“Çalışan insan” iyidir, zira ancak çalışarak “tüketim çarkının içine girebilen makbul tüketici” haline gelme şansını elde eder insan teki.
Fakat bir de -kapitalizmin sınıflandırmasıyla- “işe yaramayanlar, gereksizler” vardır. Şehirlerin sosyal çöküntü alanlarında yaşayan, işsiz, suça meyyal, kalıcı yoksul insanlar. Umutsuz vakalar. Sokak çocukları, işportacılar, küçük üçkâğıtçılar, çaresiz göçmenler, babadan yoksullar, istihdam edilemeyenler…

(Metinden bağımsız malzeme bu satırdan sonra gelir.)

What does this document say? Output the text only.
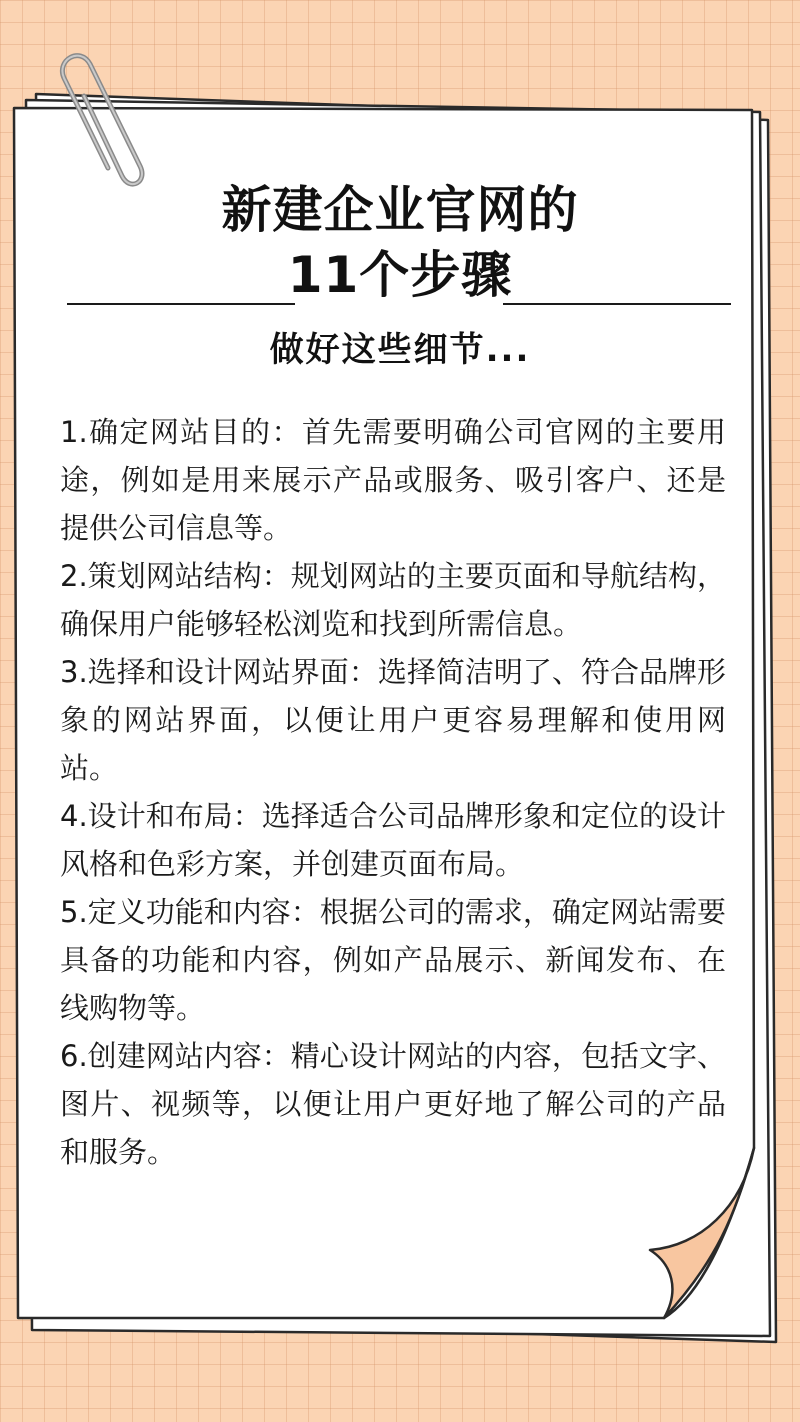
新建企业官网的
11个步骤
做好这些细节...

1.确定网站目的：首先需要明确公司官网的主要用途，例如是用来展示产品或服务、吸引客户、还是提供公司信息等。

2.策划网站结构：规划网站的主要页面和导航结构，确保用户能够轻松浏览和找到所需信息。

3.选择和设计网站界面：选择简洁明了、符合品牌形象的网站界面，以便让用户更容易理解和使用网站。

4.设计和布局：选择适合公司品牌形象和定位的设计风格和色彩方案，并创建页面布局。

5.定义功能和内容：根据公司的需求，确定网站需要具备的功能和内容，例如产品展示、新闻发布、在线购物等。

6.创建网站内容：精心设计网站的内容，包括文字、图片、视频等，以便让用户更好地了解公司的产品和服务。
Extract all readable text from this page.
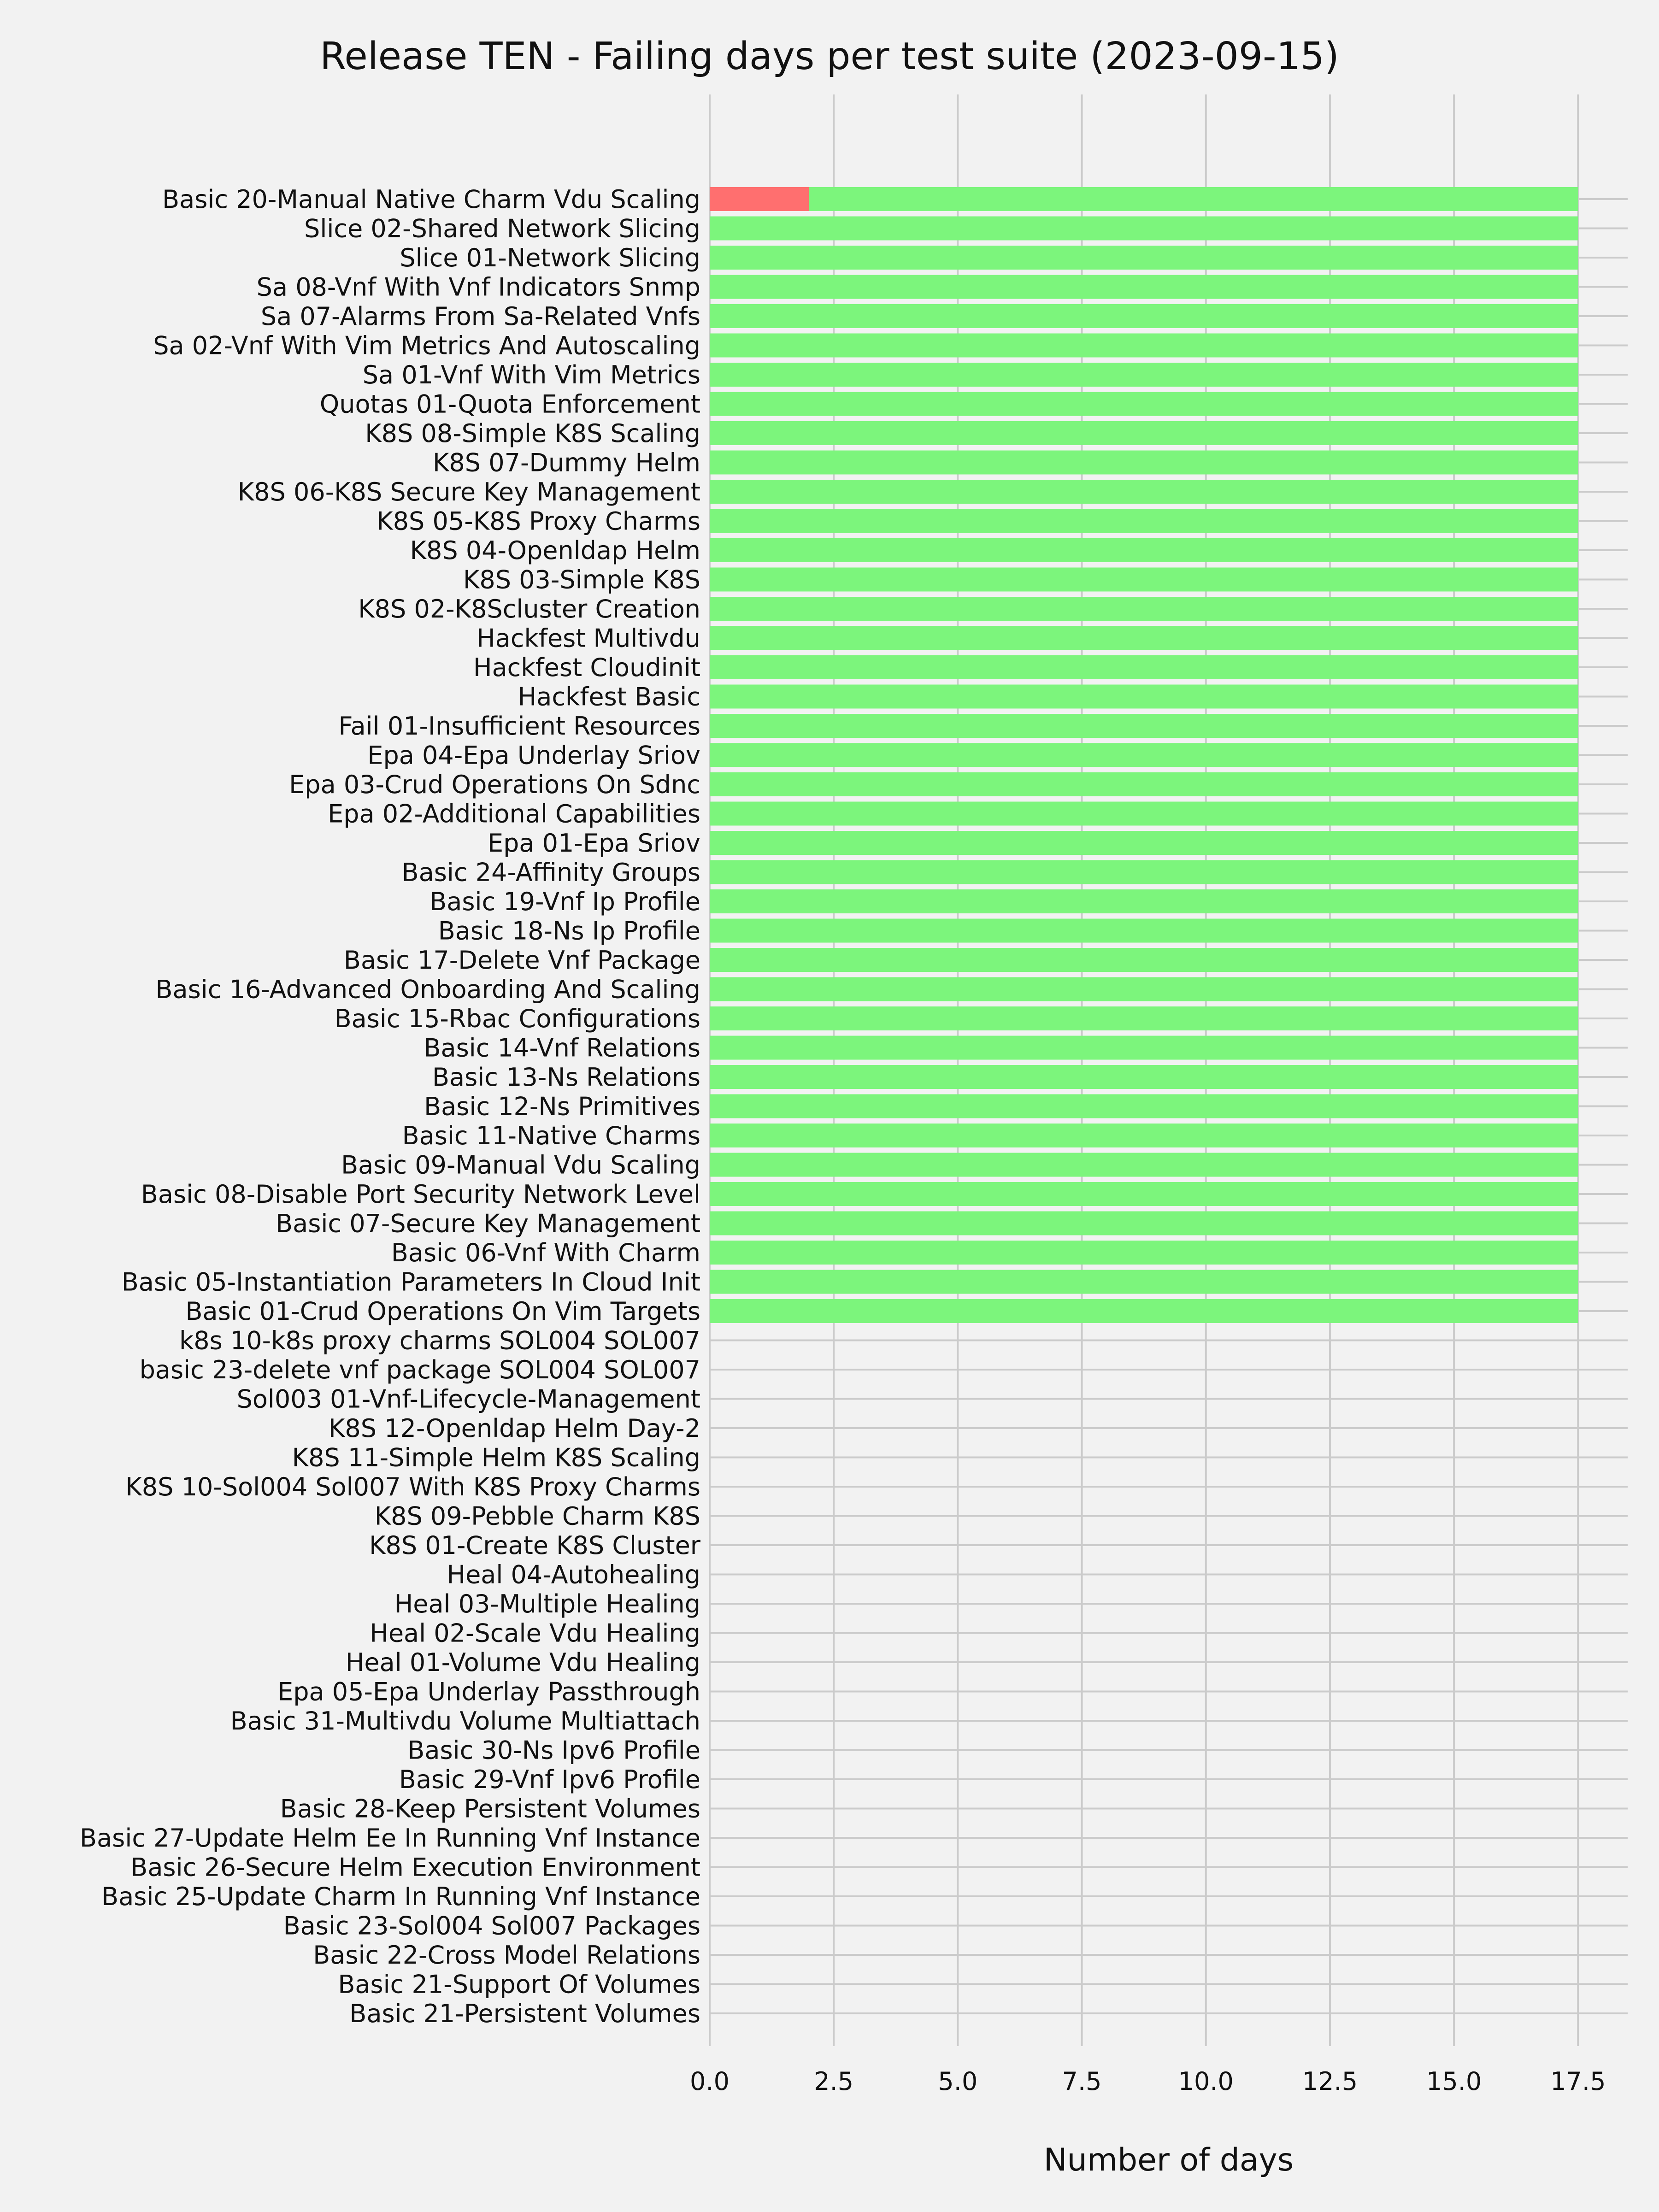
0.0	2.5	5.0	7.5	10.0	12.5	15.0	17.5
Basic 20-Manual Native Charm Vdu Scaling
Slice 02-Shared Network Slicing
Slice 01-Network Slicing
Sa 08-Vnf With Vnf Indicators Snmp
Sa 07-Alarms From Sa-Related Vnfs
Sa 02-Vnf With Vim Metrics And Autoscaling
Sa 01-Vnf With Vim Metrics
Quotas 01-Quota Enforcement
K8S 08-Simple K8S Scaling
K8S 07-Dummy Helm
K8S 06-K8S Secure Key Management
K8S 05-K8S Proxy Charms
K8S 04-Openldap Helm
K8S 03-Simple K8S
K8S 02-K8Scluster Creation
Hackfest Multivdu
Hackfest Cloudinit
Hackfest Basic
Fail 01-Insufficient Resources
Epa 04-Epa Underlay Sriov
Epa 03-Crud Operations On Sdnc
Epa 02-Additional Capabilities
Epa 01-Epa Sriov
Basic 24-Affinity Groups
Basic 19-Vnf Ip Profile
Basic 18-Ns Ip Profile
Basic 17-Delete Vnf Package
Basic 16-Advanced Onboarding And Scaling
Basic 15-Rbac Configurations
Basic 14-Vnf Relations
Basic 13-Ns Relations
Basic 12-Ns Primitives
Basic 11-Native Charms
Basic 09-Manual Vdu Scaling
Basic 08-Disable Port Security Network Level
Basic 07-Secure Key Management
Basic 06-Vnf With Charm
Basic 05-Instantiation Parameters In Cloud Init
Basic 01-Crud Operations On Vim Targets
k8s 10-k8s proxy charms SOL004 SOL007
basic 23-delete vnf package SOL004 SOL007
Sol003 01-Vnf-Lifecycle-Management
K8S 12-Openldap Helm Day-2
K8S 11-Simple Helm K8S Scaling
K8S 10-Sol004 Sol007 With K8S Proxy Charms
K8S 09-Pebble Charm K8S
K8S 01-Create K8S Cluster
Heal 04-Autohealing
Heal 03-Multiple Healing
Heal 02-Scale Vdu Healing
Heal 01-Volume Vdu Healing
Epa 05-Epa Underlay Passthrough
Basic 31-Multivdu Volume Multiattach
Basic 30-Ns Ipv6 Profile
Basic 29-Vnf Ipv6 Profile
Basic 28-Keep Persistent Volumes
Basic 27-Update Helm Ee In Running Vnf Instance
Basic 26-Secure Helm Execution Environment
Basic 25-Update Charm In Running Vnf Instance
Basic 23-Sol004 Sol007 Packages
Basic 22-Cross Model Relations
Basic 21-Support Of Volumes
Basic 21-Persistent Volumes
Release TEN - Failing days per test suite (2023-09-15)
Number of days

Aslında sosyolojinin yaptığı tanım çok daha uzun ve bilimsel elbette ama bugün Türkiye’de “onlar işte” dediğimiz kim varsa onlara sınıf-altı diyoruz. Yaşamak için gerekli temel donanımlardan yoksun, gündelik kazançları 4 doların altında, kalıcı yoksulluklarını ortadan kaldırabilmek için kendilerinin ve devletin hiçbir şey yapmadığı; belki de yapamadığı o toplumsal kesim. Hani Marks’ın ve Engels’in “cüruf” dediği kitle yani...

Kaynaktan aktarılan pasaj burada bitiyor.